Kampung Pecinan dipenuhi pertokoan yang berjajar rapi di kanan-kiri jalan. Sebagian besar pemiliknya adalah warga keturunan Tionghoa. Terdapat toko-toko teksil, alat elektronik, pernak-pernik imlek, serta berbagai kebutuhan sembayang pemeluk Konghucu. Suasana Kampung Pecinan di siang hari sangatlah ramai. Bahkan, kami sempat berdesakan di sekitar gerbang masuk.
Sejarah Kampung Pecinan begitu termashur sejak Belanda berkuasa. Dulu, keturunan Tionghoa di Gedong Batu sering melakukan pemberontakan kepada Belanda, sehingga mereka dipindahkan ke lokasi Pecinan sekarang. Tujuannya agar lebih mudah diawasi karena dekat dengan pos militer Belanda.
Usai berjalan-jalan santai di sekitar gang Pecinan, kami sampai di depan Kelenteng Tay Kak Sie. Sebuah klenteng induk bagi seluruh klenteng di Semarang yang terletak di gang Lombok, Pecinan.
Kelenteng ini juga menjadi simbol heroisme keturunan Tioghoa dalam melawan penjajahan Belanda. Bangunannya megah dan memiliki dewa paling lengkap. Hal ini membuat kami tertarik menjadikannya lokasi syuting.
Sayang, replika kapal Laksamana Cheng Ho yang dulunya berdiri di atas Kali Semarang telah dibongkar tahun 2014 lalu. Sungai di seberang Kelenteng Tay Kak Sie tersebut rawan banjir sehingga bangunan monumental Cheng Ho terpaksa dikeluarkan.
Padahal, spot itu cukup menarik untuk diabadikan dalam kamera. Alhasil, saya hanya bisa mendengar sejarah laksamana muslim keturunan Tionghoa tersebut sambil melihat patungnya yang berada di halaman Tay Kak Sie.
Nuansa Chinese begitu kental di klenteng Tay Kak Sie. Ornamen-ornamen Cina ditunjukkan oleh motif bunga dan naga pada dinding, serta warna bangunan yang didominasi warna merah.
Atapnya juga dihiasi lampion merah yang digantung tinggi. Begitu masuk ke dalam, aroma hio dan dupa tercium bergitu menyengat. Lilin-lilin menyala dan terlihat sejumlah orang melakukan ritual sembahyang.
Suasananya kian hening. Iringan lagu mandarin hanya terdengar sayup-sayup. Usai mengabadikan suasana klenteng dari dalam, kami bercengkerama langsung dengan pengelola Tay Kak Sie.
Kegiatan hari itu kami lakukan agar lebih mendalami budaya Tionghoa yang kami angkat dalam bentuk film. Kami diajak menyantap makan siang di sebuah foodcourt dekat klenteng.

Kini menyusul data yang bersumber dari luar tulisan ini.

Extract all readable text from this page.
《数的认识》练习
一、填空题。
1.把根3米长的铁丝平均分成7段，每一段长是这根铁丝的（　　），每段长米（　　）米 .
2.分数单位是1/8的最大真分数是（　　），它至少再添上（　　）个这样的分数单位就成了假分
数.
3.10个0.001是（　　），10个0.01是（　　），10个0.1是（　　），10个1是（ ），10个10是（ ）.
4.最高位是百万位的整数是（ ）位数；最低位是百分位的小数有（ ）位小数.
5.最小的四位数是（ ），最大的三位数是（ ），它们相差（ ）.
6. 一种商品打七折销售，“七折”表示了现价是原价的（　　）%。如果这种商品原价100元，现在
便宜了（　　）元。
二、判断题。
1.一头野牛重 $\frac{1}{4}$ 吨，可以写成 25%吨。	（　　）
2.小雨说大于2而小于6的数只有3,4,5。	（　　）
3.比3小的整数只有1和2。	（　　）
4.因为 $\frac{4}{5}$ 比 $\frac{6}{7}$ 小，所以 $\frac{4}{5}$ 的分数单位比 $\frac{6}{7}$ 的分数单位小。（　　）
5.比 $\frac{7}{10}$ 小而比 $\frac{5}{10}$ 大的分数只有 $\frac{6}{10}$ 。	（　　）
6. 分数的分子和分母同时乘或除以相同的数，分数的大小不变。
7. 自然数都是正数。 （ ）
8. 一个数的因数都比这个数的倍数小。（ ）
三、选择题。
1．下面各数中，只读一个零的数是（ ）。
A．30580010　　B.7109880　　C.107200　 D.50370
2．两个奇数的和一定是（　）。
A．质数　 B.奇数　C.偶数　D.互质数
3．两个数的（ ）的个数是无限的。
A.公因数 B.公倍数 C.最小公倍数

Kami juga tidak perlu khawatir, karena foodcourt tersebut menjamin makanan halal bagi pengunjung muslim. Kebetulan, pada saat bertepatan hari Jumat, sehingga kami bisa mengunjungi Warung Semawis di gang Pecinan.
Pasar malam yang dulunya hanya dibuka menjelang imlek tersebut, kini hadir setiap Jum’at, Sabtu, dan Minggu di salah satu ruas gang Pecinan. Letaknya tak jauh dari Kelenteng Tay Kak Sie. Kami tinggal berjalan kaki dan menyusuri stand-stand penjualan di kana-kiri gang.
Pasar mingguan ini buka mulai pukul 6 sore hingga tengah malam. Lebih dikenal sebagai destinasi kuliner Semarang karena mayoritas penjual menjajakan makanan dan minuman. Menu makanan yang ditawarkan beragam, mulai dari makanan khas Cina hingga menu asli nusantara. Namun, di sana juga terdapat stand-stand penjualan pakaian, aksesori, dll.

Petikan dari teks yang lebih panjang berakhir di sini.